Early on Christmas Day, AFP journalists heard gunfire and sirens in nearby Jenin, the city that has seen near daily raids by Israeli forces.

“How can we celebrate?” said Nazeria Yousef Deabis, 76, who has lived in Zababdeh all her life and never known the atmosphere so somber.

There is no Christmas tree in her house.

“People don’t feel festive -- they’ve lost friends and relatives in Gaza,” she said. “The occupation [Israel] is destroying Jenin and children are being brutally killed.”

The Israeli army says its frequent raids in Jenin, especially on the adjacent refugee camp, target “terrorists,” but the Palestinian health ministry in Ramallah says many of the dead are civilians.

Israeli forces and settlers have killed more than 300 people in the West Bank since the start of the war, Palestinian health officials say.

Israel has occupied the West Bank since the Six-Day war of 1967.

‘We need peace’

The war broke out when Hamas fighters attacked southern Israel on October 7 and killed about 1,140 people, mostly civilians, according to an AFP tally based on Israeli figures.

Israel’s ensuing military campaign has killed at least 20,424 people, mostly women and children, according to Gaza’s health ministry.

The violence has had a knock-on effect on people’s livelihoods.

In Zababdeh’s hushed streets, Gabi Khadar’s Christmas decoration shop is crammed with unsold festive stock -- tinsel, boxloads of baubles and more than 20 plastic Christmas trees.

Not a single tree has been bought this year.

The 55-year-old Anglican Christian is now in debt and struggling to pay rent. He had to tell his children not to expect big gifts.

“My 16-year-old son understands,” Khadar said. “He told me he doesn’t need new trainers this Christmas -- he can make do with the old ones.”

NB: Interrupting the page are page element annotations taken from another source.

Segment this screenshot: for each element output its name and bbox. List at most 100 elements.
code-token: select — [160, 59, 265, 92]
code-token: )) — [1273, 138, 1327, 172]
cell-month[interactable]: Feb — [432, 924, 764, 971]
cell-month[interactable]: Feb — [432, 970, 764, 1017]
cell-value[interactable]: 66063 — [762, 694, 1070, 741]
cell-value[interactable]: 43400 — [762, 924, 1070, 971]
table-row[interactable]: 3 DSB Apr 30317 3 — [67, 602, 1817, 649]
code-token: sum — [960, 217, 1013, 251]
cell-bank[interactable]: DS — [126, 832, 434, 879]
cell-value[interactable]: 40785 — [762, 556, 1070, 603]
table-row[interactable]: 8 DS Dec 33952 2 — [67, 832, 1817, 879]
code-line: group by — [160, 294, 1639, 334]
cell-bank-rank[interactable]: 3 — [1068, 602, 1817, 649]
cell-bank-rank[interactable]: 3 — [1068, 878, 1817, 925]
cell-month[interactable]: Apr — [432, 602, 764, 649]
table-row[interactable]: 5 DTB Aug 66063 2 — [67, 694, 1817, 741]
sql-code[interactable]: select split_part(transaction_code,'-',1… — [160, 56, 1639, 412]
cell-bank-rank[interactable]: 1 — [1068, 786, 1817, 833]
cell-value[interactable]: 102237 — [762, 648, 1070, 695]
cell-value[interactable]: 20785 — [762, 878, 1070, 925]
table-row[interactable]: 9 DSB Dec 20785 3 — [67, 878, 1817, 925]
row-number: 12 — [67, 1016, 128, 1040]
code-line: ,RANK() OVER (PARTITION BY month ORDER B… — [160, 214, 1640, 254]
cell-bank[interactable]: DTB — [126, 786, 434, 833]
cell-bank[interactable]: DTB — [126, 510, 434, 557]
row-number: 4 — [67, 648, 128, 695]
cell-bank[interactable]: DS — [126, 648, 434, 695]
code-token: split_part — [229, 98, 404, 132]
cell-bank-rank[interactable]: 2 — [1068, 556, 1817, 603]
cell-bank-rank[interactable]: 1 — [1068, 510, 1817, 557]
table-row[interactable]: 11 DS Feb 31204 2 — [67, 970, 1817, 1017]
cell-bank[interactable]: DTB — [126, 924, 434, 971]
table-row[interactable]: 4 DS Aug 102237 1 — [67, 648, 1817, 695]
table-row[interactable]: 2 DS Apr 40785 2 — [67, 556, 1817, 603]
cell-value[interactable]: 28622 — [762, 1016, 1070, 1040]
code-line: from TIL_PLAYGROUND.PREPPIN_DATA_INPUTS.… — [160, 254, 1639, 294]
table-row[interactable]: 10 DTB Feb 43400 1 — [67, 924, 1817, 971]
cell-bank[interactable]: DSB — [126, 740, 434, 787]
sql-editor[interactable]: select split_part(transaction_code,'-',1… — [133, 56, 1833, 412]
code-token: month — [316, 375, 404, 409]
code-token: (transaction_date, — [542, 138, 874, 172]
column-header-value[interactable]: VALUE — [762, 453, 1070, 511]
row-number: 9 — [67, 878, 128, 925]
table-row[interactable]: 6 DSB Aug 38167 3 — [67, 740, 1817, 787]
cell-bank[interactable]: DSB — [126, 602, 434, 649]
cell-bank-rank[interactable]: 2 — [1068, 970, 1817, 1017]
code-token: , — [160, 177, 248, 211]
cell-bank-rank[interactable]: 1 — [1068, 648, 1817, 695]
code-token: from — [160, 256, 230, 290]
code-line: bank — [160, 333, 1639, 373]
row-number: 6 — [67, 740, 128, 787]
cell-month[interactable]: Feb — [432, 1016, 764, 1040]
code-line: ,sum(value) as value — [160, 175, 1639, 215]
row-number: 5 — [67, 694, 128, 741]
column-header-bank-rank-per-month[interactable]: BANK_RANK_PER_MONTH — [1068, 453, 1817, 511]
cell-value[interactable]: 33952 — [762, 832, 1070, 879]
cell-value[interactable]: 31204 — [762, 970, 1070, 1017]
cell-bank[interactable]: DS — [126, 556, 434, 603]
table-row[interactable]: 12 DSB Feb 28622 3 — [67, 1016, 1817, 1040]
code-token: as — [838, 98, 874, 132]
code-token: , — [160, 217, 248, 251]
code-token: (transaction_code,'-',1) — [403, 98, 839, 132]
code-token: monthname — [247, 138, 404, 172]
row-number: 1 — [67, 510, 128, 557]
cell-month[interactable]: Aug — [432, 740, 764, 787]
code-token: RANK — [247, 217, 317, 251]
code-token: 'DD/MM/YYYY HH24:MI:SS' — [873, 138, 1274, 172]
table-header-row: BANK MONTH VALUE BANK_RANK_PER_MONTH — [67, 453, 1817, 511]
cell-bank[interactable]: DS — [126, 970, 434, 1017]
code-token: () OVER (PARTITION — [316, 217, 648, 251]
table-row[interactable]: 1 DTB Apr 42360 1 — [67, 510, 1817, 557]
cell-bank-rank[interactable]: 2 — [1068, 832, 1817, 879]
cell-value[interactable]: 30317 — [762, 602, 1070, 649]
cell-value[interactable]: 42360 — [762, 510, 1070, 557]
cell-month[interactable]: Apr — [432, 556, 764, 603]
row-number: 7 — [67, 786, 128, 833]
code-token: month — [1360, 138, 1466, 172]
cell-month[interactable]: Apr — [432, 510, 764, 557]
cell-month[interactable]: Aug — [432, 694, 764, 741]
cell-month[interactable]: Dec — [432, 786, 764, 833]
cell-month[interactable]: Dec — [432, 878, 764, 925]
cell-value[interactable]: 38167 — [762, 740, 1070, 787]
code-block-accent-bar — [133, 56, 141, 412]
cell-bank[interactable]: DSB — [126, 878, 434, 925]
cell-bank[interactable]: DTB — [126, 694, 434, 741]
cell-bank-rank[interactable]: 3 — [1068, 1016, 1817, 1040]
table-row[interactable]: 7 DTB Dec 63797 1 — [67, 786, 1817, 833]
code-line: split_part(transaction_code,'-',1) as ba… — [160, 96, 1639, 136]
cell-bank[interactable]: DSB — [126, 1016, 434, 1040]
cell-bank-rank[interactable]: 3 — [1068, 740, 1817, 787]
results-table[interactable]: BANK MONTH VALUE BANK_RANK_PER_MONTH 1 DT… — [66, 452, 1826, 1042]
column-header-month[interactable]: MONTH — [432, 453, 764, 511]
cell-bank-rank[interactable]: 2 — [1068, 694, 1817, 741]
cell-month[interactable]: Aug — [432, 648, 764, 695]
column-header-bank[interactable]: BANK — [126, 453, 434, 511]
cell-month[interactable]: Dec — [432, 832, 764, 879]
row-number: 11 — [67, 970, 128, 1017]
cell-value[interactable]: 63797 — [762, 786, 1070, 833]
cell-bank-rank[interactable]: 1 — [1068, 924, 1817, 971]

Despite the circumstances, some religious services went ahead.

Father Elias Tabban, 50, led a solemn mass at the Catholic Church of the Visitation.

Hundreds of Palestinian Christians stood in the pews and sang in a show of unity as plumes of incense rose up through the church.

Tabban said the community had been devastated by the war in Gaza.

One woman in Zababdeh had lost her two sisters along with their husbands and children when a bomb hit an Orthodox church there, he said.

People were also afraid their village could be the next target. “Everybody is thinking: ‘When is it our turn?’” Tabban said.

But Christmas offered a chance to rally around Palestinians in need and pray for an end to the violence, he said.

“We need peace more than ever before.”